Eduard, im Innersten bewegt, hätte des Vaters Stirne streicheln wollen, aber er nahm den nunmehr dargebotenen Sessel, gegenüber, und sagte, den Säbel zwischen den Stiefeln, ganz leise klirrend:

»Darf ich gehorsamst bitten, Eure Durchlaucht von nun an nach schwachen Kräften etwas zu entlasten?«

Der alte Herr blickte auf, er sah das blonde gescheitelte Haar, er strich sich über die langen weißen Musikerhaare, er sagte: »Komm, laß das, lieber Eduard. Reden wir doch menschlich, vielleicht ist es das letzte Mal oder bestenfalls das drittletzte. Natürlich wirst du mich entlasten, das heißt, ich werde dich sehr bald mit allem belasten, indem ich mich zu deiner Mutter begebe. Du bist etwas hypermodern, Tauernheim hat schreckliche Angst um die Zukunft, alle sind im Grunde des Todes erschrocken, als sie sahen, Prinz Eduard kommt dran. Ich bin ganz ruhig, denn du bist ja sehr gut. Soll ich dir Lehren geben wie Polonius? Du kennst doch den Rummel. Immer an die Leute denken, aber nicht einundzwanzigstes Jahrhundert spielen und namentlich nicht hier. Demokratisch, natürlich, aber nicht Karl Marx, lieber Eduard, den du ja sehr schätzen sollst, und auch nicht Herwegh. Wir sind doch Liliputaner. Mein Gott, ich brauche doch nicht wie der alte Moor seitenlang zu rezitieren, was du seit zehn Jahren mit angesehen hast.«

Er pausierte, er suchte eine andere Stellung im Fauteuil. »Eins allerdings, lieber Eduard. Du siehst, wie rasch ein Auto den Berg herunterrutscht. Auf zwei Augen darf also die Sache nicht stehn.«

Eduard hatte sich's zugeschworen, er wollte dieses sich verklärende Gemüt nicht mit seinen Plänen beunruhigen. So sagte er nur allgemein:

»Gewiß, Papa, es wird geheiratet werden. Du meinst doch wohl Leonore?«

Der alte Herr lächelte, und nun vollends sah der Sohn den Verfall des Auges, das nicht mehr blitzte, als er sagte:

»Die Frage wäre, wen du meinst?«

»Raison d'Etat, lieber Vater. Wir sprachen ja früher wiederholt.«

»Eduard?«

»Ja, Papa.«

»Wie war es denn auf der Jacht, deren Bild du schicktest. War's nicht aus Messina?«

Eduard spielte mit der Koppel an seinen Knien.

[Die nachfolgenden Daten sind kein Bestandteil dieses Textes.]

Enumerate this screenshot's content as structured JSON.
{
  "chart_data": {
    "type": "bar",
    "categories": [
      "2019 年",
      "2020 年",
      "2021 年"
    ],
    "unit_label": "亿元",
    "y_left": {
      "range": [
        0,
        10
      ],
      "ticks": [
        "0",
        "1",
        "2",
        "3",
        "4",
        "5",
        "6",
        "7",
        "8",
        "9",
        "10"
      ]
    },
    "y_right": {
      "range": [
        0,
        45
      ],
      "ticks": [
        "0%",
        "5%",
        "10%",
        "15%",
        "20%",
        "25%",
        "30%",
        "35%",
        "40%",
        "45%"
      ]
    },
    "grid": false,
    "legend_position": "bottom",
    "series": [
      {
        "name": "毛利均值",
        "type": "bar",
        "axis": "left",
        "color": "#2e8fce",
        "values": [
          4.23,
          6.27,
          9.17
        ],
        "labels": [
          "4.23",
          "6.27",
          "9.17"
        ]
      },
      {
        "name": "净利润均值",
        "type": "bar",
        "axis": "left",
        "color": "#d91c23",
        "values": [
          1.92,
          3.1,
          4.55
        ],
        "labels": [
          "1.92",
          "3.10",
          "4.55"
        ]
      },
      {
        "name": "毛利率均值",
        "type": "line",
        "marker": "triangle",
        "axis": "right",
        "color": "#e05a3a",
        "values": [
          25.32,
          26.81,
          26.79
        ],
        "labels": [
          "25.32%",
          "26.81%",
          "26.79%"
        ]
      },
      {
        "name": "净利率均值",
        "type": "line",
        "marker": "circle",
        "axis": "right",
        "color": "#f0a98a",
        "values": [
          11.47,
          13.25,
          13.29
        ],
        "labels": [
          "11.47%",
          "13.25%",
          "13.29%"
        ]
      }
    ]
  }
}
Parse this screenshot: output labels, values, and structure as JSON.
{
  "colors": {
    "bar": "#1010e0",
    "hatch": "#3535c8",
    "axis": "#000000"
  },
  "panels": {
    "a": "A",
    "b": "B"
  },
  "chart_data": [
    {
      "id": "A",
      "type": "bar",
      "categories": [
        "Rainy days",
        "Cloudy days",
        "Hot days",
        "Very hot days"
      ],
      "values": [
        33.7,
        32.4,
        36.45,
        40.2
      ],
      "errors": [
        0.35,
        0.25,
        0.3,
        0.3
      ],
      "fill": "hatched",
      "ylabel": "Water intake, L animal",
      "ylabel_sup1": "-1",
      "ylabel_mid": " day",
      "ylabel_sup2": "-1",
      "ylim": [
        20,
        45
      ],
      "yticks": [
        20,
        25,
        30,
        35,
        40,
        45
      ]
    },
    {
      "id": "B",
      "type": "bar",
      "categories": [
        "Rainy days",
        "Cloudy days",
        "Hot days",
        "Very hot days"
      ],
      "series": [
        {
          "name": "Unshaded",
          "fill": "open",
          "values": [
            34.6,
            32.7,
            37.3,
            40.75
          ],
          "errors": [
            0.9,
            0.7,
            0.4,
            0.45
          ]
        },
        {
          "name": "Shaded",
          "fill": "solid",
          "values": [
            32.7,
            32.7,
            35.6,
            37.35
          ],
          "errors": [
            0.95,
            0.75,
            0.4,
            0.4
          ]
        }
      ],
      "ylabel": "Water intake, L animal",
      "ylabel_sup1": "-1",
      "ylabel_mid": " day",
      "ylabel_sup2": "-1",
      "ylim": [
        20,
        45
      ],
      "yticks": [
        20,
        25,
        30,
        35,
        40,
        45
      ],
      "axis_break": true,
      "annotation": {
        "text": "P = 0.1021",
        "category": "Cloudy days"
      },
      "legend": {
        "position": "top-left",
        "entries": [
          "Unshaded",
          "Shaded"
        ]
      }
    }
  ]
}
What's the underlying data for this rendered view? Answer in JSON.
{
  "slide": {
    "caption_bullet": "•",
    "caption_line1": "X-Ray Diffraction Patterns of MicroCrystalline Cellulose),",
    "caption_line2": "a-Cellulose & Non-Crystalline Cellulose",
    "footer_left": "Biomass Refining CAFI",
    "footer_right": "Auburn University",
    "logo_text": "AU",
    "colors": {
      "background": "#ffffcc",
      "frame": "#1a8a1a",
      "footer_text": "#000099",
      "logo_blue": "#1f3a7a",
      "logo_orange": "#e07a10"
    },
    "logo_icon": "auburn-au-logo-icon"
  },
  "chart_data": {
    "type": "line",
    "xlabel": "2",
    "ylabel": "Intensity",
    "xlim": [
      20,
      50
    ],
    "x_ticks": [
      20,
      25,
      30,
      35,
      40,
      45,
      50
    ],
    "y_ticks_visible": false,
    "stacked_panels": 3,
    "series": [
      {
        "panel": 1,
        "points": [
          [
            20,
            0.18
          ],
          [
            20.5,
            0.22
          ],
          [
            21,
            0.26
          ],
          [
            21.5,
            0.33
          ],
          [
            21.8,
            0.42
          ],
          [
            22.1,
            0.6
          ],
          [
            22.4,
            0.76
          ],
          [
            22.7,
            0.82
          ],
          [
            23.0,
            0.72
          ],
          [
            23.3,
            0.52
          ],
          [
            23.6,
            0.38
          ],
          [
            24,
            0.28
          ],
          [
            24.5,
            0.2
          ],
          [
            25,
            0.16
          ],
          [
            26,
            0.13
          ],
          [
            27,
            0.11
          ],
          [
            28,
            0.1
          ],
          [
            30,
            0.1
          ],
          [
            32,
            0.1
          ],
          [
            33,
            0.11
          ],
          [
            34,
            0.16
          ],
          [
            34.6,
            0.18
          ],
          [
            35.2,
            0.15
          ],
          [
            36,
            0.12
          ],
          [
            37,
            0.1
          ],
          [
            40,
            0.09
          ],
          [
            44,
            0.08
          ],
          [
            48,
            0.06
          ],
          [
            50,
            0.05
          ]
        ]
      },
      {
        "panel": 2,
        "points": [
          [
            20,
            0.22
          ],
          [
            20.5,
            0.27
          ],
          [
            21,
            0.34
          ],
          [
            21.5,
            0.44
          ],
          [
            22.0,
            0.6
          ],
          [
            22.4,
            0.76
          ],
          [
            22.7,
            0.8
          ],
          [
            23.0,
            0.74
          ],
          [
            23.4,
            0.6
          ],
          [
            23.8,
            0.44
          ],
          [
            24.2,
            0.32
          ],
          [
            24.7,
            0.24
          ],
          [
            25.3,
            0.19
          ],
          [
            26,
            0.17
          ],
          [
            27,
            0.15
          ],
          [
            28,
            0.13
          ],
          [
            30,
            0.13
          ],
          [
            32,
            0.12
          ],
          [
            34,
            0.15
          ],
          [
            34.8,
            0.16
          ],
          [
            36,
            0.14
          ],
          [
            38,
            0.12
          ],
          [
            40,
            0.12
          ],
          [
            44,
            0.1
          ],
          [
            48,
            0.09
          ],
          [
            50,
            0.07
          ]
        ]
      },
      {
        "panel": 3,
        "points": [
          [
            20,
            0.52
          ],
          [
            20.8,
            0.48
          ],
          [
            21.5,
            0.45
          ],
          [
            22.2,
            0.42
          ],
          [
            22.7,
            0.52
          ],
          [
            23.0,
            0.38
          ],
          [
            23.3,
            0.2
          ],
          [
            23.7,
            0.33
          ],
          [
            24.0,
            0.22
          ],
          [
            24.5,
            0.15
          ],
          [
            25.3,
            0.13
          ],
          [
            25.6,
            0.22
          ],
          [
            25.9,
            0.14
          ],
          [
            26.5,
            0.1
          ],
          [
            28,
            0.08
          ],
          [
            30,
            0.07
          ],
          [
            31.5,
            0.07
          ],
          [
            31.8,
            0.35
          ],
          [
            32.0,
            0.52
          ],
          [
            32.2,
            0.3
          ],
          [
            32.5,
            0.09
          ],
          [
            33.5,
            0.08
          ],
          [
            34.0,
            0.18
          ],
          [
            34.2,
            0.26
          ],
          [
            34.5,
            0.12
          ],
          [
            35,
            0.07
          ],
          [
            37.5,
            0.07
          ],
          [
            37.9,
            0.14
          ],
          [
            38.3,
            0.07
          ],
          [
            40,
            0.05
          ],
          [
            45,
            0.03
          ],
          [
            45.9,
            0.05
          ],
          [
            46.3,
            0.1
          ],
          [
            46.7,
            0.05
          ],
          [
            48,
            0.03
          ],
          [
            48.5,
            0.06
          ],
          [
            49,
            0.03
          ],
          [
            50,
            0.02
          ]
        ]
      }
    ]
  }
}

»Excelsior? Tja. Charmante Wochen.«

»Und bist du nun durchs Ziel gegangen? Ich zweifle ja nicht an deinen Reizen, aber eine kapriziöse Frau, weißt du, zu fünf Männern – und dieser Scherer zählt doch auch als Rivale!«

Der Vater, dem niemand die Zugehörigkeit dieser Frau zu seinem Sohne hätte erweisen können, hatte von der Seefahrt dessen Sieg und Rettung erhofft, denn nach den ihm gewordenen Schilderungen aus Berlin mußte er bisher auf die Berechnung einer klugen Frau schließen, den verliebten Prinzen bis zu einem Eheversprechen zu bringen. Mit dem Unglück und der veränderten Thronfolge wuchs seine Befürchtung, denn nun mit einem Male hing das Geschick des Erblandes daran. Der Sohn, der auf diese Konklusionen des Fürsten schließen konnte, wollte um alles nicht den Herzleidenden erregen, der eine morganatische Ehe nun offenbar weniger als den Hinwegfall ebenbürtiger Kinder und somit den stets sorgsam verhüteten Erbfall des Landes an die Vettern fürchten mochte. Er war entschlossen, sich zu verschweigen, und doch trieb ihn moralische Rücksicht auf Klugheit und Güte des Vaters an, nicht direkt zu lügen. Aber zugleich hatte er sich, in Erwartung dieser Fragen, verschworen, mit Worten nicht zu geloben, was er bald, vor einem Toten, nicht mehr widerrufen könnte. Deshalb erwiderte er zunächst:

»Ja, Scherer ist ein bedeutender Kerl, dabei uneigennützig. Man sollte ihn in Bankfragen zu Rate ziehn.«

– Er weicht aus, dachte der Vater besorgt, und immer in Angst, morgen könnt' es zu spät sein, ging er nun direkt vor.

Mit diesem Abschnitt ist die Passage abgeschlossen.